From DEA’s December 2016 National Drug Threat Assessment. From GAO’s April 2018 report on synthetic opioids.

Here are similar photos from U.S. government reports, the left from the U.S. Drug Enforcement Administration (DEA) in 2016 and the right from the U.S. Government Accountability Office (GAO) in 2018. They show estimates of a lethal dose of fentanyl, a synthetic opioid that contributed to more than 19,000 U.S. overdose deaths in 2016.

The 2018 photo appears to show even less of the drug (2 milligrams), I don’t know whether that was deliberate. But the point is, it’s incredibly potent: 50 times stronger than heroin. First responders saving victims, and law enforcement agents and their dogs seizing smuggled fentanyl, must wear protective gear to keep from touching it.

It’s mostly produced in China, but Mexico is a major trafficking corridor, as GAO explains.

Mexican drug trafficking organizations act as the country’s primary conduit for Chinese fentanyl destined for the United States, purchasing bulk shipments and trafficking it—either alone or mixed with other drugs like heroin—across the U.S. border along established drug routes.… The illicit nature of these smuggling operations makes it difficult to quantify the volume of fentanyl flowing from Mexico to the United States.
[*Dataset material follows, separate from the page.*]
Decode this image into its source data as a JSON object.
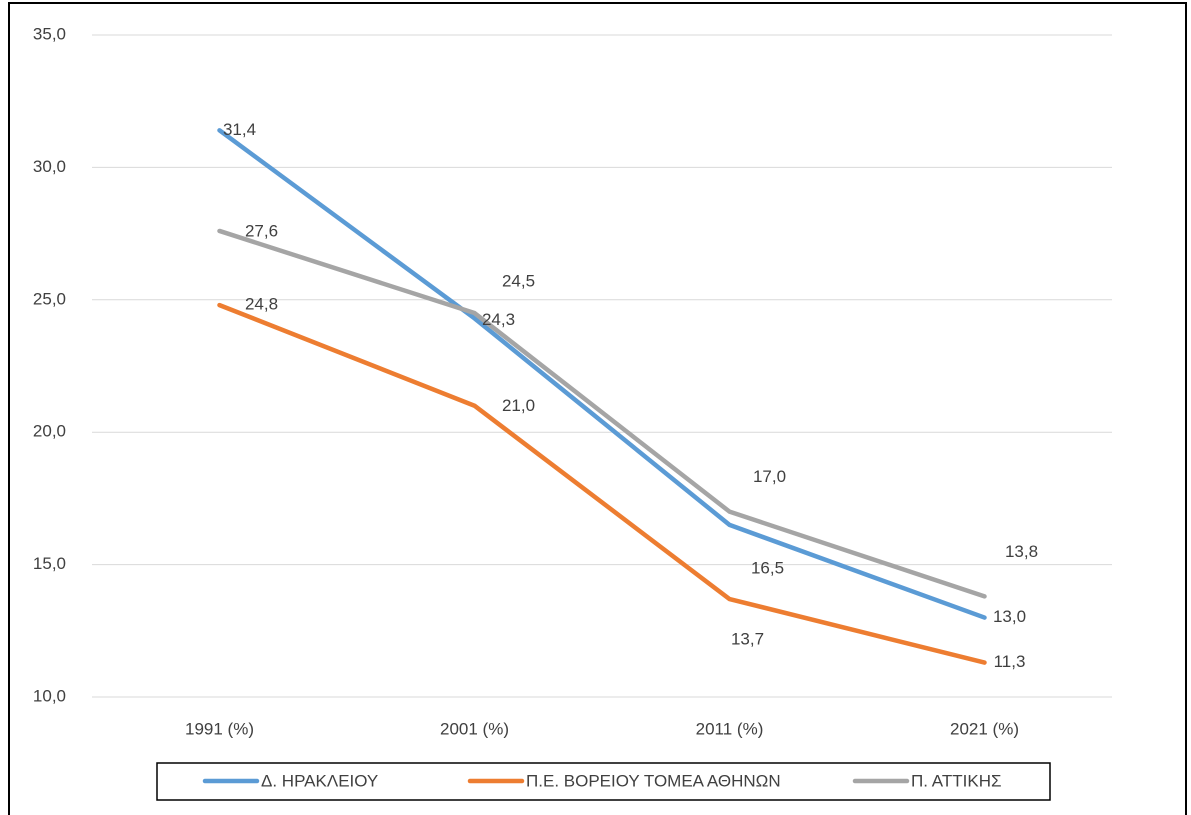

U.S. law enforcement agencies suggest that fentanyl may also be produced in Mexico with precursor chemicals sourced from China.

Like all other drugs smuggled across the U.S.-Mexico border except for marijuana (which is declining), fentanyl is overwhelmingly taken via the ports of entry: the legal openings in the border through which vehicles, cargo, and pedestrians pass under the scrutiny of U.S. Customs and Border Protection (CBP). The drug is small in volume and crosses hidden in vehicles or carried by pedestrians. Building a border wall would make no difference in fentanyl trafficking patterns.